India Inc.’s CEOs, CXOs and senior executives are expected to take home a five-year-high average increment of 8.9 per cent in 2022 due to strong fundamentals of the economy and positive business sentiment, according to rewards firm Aon’s annual executive rewards survey released on Wednesday. This increment is one percentage point lower than its 9.9 per cent increment projection for overall employees for the same year.
The salary hike of senior executives is an increase from 2021’s 7.9 per cent, according to the survey which analysed data across 475 companies from more than 20 industries. The organisation also expects the salary increases to be buoyant over the next 24 months as the salary budgets of companies have been steadily rising since the pandemic began. And the war for executive talent is in full swing, it pointed out.
Median CEO compensation has reached Rs 7.05 crore, the study said.
Sector-wise, manufacturing is set to give out highest hike of 9.3 per cent, closely followed by Technology & ITes at 9.2 per cent, Life Science at 8.4 per cent, Financial Institution at 8.2 per cent and the consumer segment at 8.1 per cent.
Function-wise, Sales, with Marketing & Customer Service at Rs 1.94 crore and Manufacturing Operations at Rs 1.93 crore, these two sectors pay their top executives and senior management the highest.
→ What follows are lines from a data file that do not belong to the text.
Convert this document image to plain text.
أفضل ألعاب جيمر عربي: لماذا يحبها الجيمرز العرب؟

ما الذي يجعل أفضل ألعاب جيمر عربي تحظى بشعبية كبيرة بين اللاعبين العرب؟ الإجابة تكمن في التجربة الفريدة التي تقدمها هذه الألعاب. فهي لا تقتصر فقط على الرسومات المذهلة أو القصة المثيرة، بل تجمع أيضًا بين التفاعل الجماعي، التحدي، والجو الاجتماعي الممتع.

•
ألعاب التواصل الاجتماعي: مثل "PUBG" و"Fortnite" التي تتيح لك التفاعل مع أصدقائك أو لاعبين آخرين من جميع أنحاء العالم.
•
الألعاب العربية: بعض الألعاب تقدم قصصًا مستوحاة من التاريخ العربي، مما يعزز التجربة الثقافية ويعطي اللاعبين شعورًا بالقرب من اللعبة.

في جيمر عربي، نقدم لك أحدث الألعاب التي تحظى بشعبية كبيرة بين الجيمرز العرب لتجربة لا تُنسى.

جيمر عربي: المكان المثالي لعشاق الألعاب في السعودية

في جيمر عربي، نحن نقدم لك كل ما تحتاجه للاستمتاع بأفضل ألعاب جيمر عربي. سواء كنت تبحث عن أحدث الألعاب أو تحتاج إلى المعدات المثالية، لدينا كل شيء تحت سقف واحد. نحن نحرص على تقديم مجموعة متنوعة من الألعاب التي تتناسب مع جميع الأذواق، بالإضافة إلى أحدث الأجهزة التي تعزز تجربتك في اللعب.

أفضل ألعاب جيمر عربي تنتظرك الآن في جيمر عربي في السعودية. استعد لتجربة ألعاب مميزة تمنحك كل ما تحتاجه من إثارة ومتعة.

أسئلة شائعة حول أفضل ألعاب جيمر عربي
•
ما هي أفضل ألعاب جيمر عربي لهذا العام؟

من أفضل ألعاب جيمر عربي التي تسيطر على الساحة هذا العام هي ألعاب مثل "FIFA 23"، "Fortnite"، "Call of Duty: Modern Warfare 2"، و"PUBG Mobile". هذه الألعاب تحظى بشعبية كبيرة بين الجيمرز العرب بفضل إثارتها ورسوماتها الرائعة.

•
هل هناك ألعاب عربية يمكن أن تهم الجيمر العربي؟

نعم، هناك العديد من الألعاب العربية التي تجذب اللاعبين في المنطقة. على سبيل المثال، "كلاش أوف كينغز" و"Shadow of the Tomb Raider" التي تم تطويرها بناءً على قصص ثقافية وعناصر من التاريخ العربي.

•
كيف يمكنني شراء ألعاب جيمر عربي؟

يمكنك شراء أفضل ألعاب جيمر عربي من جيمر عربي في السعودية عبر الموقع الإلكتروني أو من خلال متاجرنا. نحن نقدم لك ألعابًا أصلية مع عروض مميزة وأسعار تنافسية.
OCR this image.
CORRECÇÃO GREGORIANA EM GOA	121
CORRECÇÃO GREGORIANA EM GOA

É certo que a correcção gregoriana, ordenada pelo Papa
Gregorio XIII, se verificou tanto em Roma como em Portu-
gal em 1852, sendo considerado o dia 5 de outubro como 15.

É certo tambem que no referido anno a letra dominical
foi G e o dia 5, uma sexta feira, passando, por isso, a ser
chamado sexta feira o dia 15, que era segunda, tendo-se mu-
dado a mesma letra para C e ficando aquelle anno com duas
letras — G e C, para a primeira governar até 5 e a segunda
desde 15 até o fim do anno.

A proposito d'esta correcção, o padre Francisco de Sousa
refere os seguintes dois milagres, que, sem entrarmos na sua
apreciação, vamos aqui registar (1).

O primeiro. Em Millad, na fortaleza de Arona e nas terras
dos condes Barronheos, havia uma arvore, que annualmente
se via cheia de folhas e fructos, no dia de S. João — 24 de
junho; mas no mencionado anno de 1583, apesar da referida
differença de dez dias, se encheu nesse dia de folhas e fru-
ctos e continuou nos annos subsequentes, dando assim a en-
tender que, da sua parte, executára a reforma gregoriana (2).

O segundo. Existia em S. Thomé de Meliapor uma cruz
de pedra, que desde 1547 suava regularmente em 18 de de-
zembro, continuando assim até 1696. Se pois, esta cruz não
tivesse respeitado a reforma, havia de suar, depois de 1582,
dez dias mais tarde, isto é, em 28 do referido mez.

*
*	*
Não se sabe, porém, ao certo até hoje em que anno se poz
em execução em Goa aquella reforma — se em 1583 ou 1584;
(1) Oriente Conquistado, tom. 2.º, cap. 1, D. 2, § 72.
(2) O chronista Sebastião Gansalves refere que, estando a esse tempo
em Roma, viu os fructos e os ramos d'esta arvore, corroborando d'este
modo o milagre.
Legal ranks the lowest at Rs 1.27 crore, while HR & Admin falls in the middle at Rs 1.65 crore average pay.
Nitin Sethi, partner and CEO, India for Human Capital Solutions at Aon, said, “Over the last few decades, a large percentage of India Inc has turned to outside talent instead of building from within. However, in the wake of the COVID-19 pandemic, talent is in short supply and the cost of attracting, retaining and engaging leadership talent that grows business is rising rapidly. Not only is the average executive compensation increase highest in five years, but variable pay and equity grants have also risen as companies cannot risk losing key talent at senior levels as this has implications on delivering business performance.”
The pay composition for CEOs is 50 per cent, which is fixed pay (assured irrespective of their performance), 21 per cent is variable pay (determined by performance in the year under consideration) and 29 per cent is long-term incentives or LTIs (determined by performance over a period of more than a year). For CEO-1 or executives reporting directly to the CEOs, such as the CFOs or COOs, the mix is 61, 20 and 19 per cent, respectively. For CEO-2 or those reporting to executives who report to the CEOs, the mix changes as 69, 17 and 13 per cent, respectively.
Pritish Gandhi, director and practice leader, India for the Executive Compensation and Governance Practice at Aon, said the move towards higher risk-based pay, which is common in the US, is a continuing trend in India.
Besides, there is pressure on established companies to increase cover on LTIs to beyond the senior-level executives, said Sethi. “India will begin to see the use of LTI on a broad base of talent like in the US. It won’t change overnight, but progressive organisations are carefully evaluating if they can also increase the coverage to have a solid proposition.”